The struggle of living in poverty and only being able to build what they could afford was a shared reality among many families— a hardship over which they were able to connect and form social bonds. Furthermore, as construction was dependent on available resources, social connections played an important role in acquiring affordable building materials and labor. Friends and neighbors would frequently help with construction.
Naji married Suhair in 1987, and they lived together in the house with Naji’s mother and younger brother Raji. In 1993 with the stable income that came from Naji’s job at a local non-governmental organization and Suhair’s at a hospital, they managed to add two floors and finish the house.
Al Finiq Cultural Center
Situated on top of a hill overlooking the camp, the Al Feniq Cultural Center is built on a strategic position with a long history of oppression. The site was first occupied by the British army during the British mandate, then the Jordanian army and finally the Israeli army. When the Israeli army partially withdrew from the West Bank and left the site in the early 1990s, it was claimed by real estate developers for building either a tourist attraction or a prison. The refugee community wrote to President Yasser Arafat in response, claiming the site as belonging to the camp as a much needed space to alleviate its high density. A few months after Arafat agreed, a cultural center started being built.

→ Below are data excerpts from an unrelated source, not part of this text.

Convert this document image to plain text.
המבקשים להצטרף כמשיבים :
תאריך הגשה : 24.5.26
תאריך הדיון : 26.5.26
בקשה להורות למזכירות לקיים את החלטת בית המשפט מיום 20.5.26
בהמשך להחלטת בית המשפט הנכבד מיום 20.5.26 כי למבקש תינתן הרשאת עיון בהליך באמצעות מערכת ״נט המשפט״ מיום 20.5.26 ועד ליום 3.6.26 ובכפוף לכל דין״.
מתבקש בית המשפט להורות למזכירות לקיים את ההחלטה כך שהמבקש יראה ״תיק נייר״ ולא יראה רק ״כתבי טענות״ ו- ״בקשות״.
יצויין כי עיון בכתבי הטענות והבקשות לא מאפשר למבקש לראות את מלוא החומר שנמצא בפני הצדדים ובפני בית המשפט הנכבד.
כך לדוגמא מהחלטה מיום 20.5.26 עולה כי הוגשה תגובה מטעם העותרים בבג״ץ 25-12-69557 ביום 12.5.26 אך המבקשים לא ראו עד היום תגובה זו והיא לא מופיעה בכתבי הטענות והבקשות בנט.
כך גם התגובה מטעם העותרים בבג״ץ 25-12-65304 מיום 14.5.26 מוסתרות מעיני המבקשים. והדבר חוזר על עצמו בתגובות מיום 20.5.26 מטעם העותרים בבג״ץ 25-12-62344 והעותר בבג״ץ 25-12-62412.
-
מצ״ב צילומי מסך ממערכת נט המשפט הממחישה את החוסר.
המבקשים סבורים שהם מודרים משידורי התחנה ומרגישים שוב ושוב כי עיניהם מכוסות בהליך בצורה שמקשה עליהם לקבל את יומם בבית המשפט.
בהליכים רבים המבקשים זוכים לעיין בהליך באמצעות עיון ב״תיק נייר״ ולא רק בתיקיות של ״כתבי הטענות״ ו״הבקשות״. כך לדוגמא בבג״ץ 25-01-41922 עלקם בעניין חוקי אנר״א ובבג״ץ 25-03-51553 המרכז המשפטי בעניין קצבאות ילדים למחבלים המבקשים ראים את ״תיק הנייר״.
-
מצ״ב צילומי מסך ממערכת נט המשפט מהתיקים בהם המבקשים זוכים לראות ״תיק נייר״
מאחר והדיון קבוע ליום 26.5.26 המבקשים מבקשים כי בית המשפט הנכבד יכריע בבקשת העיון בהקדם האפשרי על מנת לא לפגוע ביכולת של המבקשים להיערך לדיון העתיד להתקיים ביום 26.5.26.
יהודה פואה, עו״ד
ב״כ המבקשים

After building walls around the perimeter, a wedding hall was built starting in 1996 by the local community. Construction was disrupted by the second intifada and the Israeli military’s invasion of the site. After the Israeli military left again, refugees repaired the building and continued on with construction, adding a gym, guest house and the Edward Said Library. It was at this moment that people decided to call the cultural center “Al Finiq” after the mythological bird, the phoenix, symbolizing rebirth from its own ashes. A garden was opened in 2004 that gives inhabitants of Dheisheh and the nearby towns an opportunity to spend time with their children. In 2008, a second wedding hall was added to the site on the upper level of the garden, where meetings and conferences can also be held.
Al Finiq demonstrates the rich social and cultural values of refugees in exile, while at the same time opening up new forms of thinking and fighting for the right of return. Discourse on the right of return tends to oblige refugees to forget and repress the culture produced during their period of exile. Yet asking refugees to destroy their life in exile and existing networks of social relations in order to go back to their origins would be akin to a second Nakba. Thus, when Naji Odeh, the former director of Al Finiq, was asked if building the center was a form of settling down in the camp, he replied, “I’m ready to demolish it and go back home; or even better, I’d like to rebuild Al Finiq in my village of origin.” Al Finiq is a bridge that connects sites of origin and exile. It is an example of how the refugees of Dheisheh have managed to build collective structures without undermining either the exceptional condition of the camp, the condition of being in exile, or the right of return.